Ian Webster

Personal information
- Full name: Ian Webster
- Born: 16 November 1986 (age 39) Whiston, Merseyside

Playing information
- Position: hooker, scrum-half
Club
| Years | Team | Pld | T | G | FG | P |
| 2006–06 | St Helens | 1 | 0 | 0 | 0 | 0 |
| 2007–07 | Widnes Vikings | 27 | 10 | 0 | 0 | 40 |
|  | Celtic Crusaders |  |  |  |  |  |
|  | Total | 28 | 10 | 0 | 0 | 40 |
Representative
| Years | Team | Pld | T | G | FG | P |
| 2007–13 | Wales | 14 | 3 | 14 | 0 | 40 |

= Ian Webster =

Wales international rugby league footballer, boxer and businessman

Ian Webster (born 16 November 1986) a former Wales international rugby league footballer who plays as a or . He is well respected sports and business personality who is often engaged for leadership commentary or running analysis of sporting organisations.

==Background==
Webster was born in Whiston, Merseyside, England. He set a world record, after having signed a sports contract at the age of 13. He later established another record as Wales rugby league’s highest single-game point scorer. Webster then became a boxer, where he gained international recognition, winning the Golden Gloves title twice and the Australian championship in three different weight divisions. Alongside his athletic career, Webster has also focused on creating various foundations, business ventures, and a residential property portfolio across the United Kingdom, Australia, and the United States.

Webster once owned and run the popular Sportstek university throughout QLD for disengaged school students from varying backgrounds. Sportstek liquidated in 2016. However, in 2015 was reported as being worth 15 million dollars (Aus). Webster was linked to Petero Civonaceva, Jordan Belfort (better known as "the Wolf of Wall Street") and Rod Kafer (former Wallabies player) on his business endeavours.

==Career==
Webster is a Wales international.

He has previously played for St. Helens in the Super League, and also for the Widnes Vikings, and the Celtic Crusaders.

He was named in the Wales squad to face England at the Keepmoat Stadium prior to England's departure for the 2008 Rugby League World Cup.

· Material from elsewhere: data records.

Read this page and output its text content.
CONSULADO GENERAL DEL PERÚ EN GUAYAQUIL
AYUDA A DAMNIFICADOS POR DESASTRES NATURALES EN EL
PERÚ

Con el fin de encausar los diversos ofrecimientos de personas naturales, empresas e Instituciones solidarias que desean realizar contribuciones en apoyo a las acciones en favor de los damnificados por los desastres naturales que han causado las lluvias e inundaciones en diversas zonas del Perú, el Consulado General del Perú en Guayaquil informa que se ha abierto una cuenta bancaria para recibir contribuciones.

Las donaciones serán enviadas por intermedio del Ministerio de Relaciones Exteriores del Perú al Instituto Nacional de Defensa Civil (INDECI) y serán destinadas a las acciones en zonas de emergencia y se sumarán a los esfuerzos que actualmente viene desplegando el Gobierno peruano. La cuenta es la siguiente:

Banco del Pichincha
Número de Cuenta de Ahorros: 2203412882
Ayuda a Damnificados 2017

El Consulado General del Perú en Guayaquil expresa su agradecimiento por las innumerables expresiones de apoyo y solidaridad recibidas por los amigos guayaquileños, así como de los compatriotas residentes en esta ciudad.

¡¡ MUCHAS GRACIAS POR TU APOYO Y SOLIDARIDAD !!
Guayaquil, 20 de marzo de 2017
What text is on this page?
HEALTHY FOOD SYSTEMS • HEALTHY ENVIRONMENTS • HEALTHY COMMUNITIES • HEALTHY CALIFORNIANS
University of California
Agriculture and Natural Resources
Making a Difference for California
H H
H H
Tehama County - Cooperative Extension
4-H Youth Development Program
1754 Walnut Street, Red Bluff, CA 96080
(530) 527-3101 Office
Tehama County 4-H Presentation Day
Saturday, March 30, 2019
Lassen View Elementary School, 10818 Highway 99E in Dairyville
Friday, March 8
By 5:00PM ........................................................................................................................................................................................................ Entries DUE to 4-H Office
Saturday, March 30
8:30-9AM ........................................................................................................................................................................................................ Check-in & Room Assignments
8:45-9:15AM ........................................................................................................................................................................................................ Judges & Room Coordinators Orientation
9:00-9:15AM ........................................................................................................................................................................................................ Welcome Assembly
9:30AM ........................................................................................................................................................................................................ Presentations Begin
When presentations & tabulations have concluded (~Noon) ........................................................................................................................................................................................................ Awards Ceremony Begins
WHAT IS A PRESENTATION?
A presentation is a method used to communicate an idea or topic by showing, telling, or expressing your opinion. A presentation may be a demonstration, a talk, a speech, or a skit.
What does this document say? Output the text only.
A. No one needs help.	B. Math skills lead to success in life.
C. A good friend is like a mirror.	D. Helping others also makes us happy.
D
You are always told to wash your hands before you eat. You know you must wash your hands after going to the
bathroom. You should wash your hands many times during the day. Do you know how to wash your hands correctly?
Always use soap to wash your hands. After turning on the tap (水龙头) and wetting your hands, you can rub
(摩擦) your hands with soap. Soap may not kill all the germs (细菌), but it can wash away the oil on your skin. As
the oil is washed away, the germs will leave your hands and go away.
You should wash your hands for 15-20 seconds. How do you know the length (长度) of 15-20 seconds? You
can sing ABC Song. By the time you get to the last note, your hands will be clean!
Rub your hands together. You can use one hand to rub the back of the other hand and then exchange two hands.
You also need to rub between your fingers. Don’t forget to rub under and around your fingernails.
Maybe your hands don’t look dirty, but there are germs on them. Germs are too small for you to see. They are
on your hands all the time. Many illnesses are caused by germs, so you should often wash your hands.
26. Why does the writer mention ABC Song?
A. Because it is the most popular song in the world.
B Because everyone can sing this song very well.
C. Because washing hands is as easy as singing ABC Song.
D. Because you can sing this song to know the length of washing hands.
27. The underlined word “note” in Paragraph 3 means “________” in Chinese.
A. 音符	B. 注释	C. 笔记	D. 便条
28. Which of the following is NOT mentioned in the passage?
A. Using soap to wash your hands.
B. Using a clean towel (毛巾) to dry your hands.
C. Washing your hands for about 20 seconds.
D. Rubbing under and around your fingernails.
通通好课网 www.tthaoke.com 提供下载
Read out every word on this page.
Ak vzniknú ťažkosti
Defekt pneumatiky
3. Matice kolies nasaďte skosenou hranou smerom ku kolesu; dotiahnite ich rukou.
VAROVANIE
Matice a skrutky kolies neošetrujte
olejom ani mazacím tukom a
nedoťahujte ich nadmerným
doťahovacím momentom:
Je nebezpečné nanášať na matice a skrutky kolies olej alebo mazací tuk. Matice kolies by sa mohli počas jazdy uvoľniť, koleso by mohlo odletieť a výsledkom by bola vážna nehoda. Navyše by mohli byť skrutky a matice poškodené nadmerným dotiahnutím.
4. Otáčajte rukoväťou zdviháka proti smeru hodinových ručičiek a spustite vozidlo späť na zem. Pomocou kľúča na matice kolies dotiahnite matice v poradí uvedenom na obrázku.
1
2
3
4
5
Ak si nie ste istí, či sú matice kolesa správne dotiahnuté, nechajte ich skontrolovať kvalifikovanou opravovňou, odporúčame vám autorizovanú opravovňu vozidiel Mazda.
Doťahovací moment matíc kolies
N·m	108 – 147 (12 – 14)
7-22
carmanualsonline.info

In October 2013, Webster played for Wales in the 2013 Rugby League World Cup.

Ian is currently working as a Business development manager in Central Queensland, and has many high achiever accolades from his peers.

Ian is currently boxing in Australia and was the 2017 Australian Golden Gloves Champion. He will also represent Queensland in the Australian championship titles in Melbourne before turning professional in December.